I do understand why librarians in particular take my cheap shots at Dewey as cheap shots at libraries. And of course I understand that there are systems that do a far better job at presenting the multifarious nature of books, including the Library of Congress subject headings. (I do talk about them a bit at the beginning of the book.) I go after Dewey because, since Dewey is used in 90% of American public schools, I could count on readers knowing what the Dewey system is, and could go for the fun of revealing something interesting beneath a familiar surface. I should have been clearer that this was not a critique of libraries so much as an example of the core problem with organizing physical objects: They have to go in some one place.

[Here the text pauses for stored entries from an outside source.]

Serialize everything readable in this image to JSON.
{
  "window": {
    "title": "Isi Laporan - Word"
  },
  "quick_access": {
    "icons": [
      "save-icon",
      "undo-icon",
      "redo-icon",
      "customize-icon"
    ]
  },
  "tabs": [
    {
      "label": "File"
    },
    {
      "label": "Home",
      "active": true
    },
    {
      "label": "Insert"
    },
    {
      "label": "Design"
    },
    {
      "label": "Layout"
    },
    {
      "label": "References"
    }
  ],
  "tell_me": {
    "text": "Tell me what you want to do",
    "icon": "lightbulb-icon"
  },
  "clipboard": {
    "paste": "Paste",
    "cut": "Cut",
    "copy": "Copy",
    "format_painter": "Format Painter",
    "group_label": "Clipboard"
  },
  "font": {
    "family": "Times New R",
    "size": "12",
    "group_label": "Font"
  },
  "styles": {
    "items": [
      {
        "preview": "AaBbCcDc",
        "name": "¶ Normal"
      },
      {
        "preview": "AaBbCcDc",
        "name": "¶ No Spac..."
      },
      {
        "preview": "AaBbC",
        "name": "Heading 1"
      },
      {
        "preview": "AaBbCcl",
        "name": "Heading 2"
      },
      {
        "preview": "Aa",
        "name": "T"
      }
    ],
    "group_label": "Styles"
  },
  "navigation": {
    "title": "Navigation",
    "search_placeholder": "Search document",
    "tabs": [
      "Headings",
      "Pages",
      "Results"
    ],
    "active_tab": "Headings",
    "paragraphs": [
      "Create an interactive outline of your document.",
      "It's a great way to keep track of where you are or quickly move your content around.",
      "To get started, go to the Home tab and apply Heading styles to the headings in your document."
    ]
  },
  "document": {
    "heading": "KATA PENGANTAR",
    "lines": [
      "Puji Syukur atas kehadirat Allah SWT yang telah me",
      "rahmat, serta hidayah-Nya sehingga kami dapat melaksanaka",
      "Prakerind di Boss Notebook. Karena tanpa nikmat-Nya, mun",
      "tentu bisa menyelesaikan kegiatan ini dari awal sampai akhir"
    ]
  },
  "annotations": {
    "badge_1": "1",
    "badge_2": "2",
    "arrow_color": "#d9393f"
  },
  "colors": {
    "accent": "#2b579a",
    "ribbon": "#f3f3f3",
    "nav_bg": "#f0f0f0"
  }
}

The payoff of the section on Dewey, btw, is not that Dewey is out of date, but that it will always require making a choice about what the preferred classifications and relationships are, choices about which not all of us are going to agree.
I wish I could share your comforting words about schools evaluating students in teams, etc. At least in Massachusetts, but more widely because of NCLB, the pendulum is swinging the other way. I certainly agree with you that we need experts who know things, but (as I say toward the end of the book), I don't think individual knowing is in danger or in need of defense; social knowing, on the other hand, needs thought, explanation and, yes, defense.
And a small point, just for the record: arXiv's readership is 35,000 people per day. But people better at math than I am (=everybody) will figure that out from what you say. I think we'd agree that the number of papers published is at least as interesting as the number of readers -- and you're right that that latter number is difficult to figure out; for one thing, Nature's guess about how many readers it has as opposed to subscribers is probably a tad marketing-infected .
I hope you don't mind this extended reply. It's hard to respond without sounding defensive. I don't intend it that way. I'm glad you liked what you liked in the book, and your criticisms are merited, even if some I think are worth a response. I really liked the way you read my book. So, thank you.
Best,
David Weinberger
Hi David,
Thanks for dropping by and leaving a comment. I wish more of the authors I review would do the same.
I suspect we agree on a lot of these issues more that we disagree and I'm glad you did not mistake my detail-oriented grumpiness for a more general complaint.
As for group work, I use my sons' experiences here in Toronto as the benchmark and they do so much of it that it almost seems a bit crazy as it's mostly parents that have to suffer the shuffling of kids to each other's homes to get the work done (they're just finished gr 6 & 8).
Nature vs. arXiv is another interesting case, and with the introduction of Nature Precedings it's hard for me to actually put them in opposition as I think Nature is one of the more progressive publishers. Interesting because Nature is probably one of only a very small handful of journals where the print has an interesting and useful life beyond the online (even according to Timo Hannay of Nature in the interview post right after this one). It's probably the last paper journal most libraries will cancel. And since it's such an important journal, it's readership is probably comparable to arXiv, if only because the life sciences is a bigger field than phyics/astro/math/cs which Nature concentrates on.
A more interesting comparison, and one that would more starkly show the decline of usefullness of print journals, would be a comparison of arXiv with the online access of the actual physics journals it feeds into, most of which are definitely on the way out in print. It would also be interesting to see what (very small, I'm sure) percentage of articles in those physics journals aren't also deposited in arXiv and to somehow compare their readership/impact to those that are.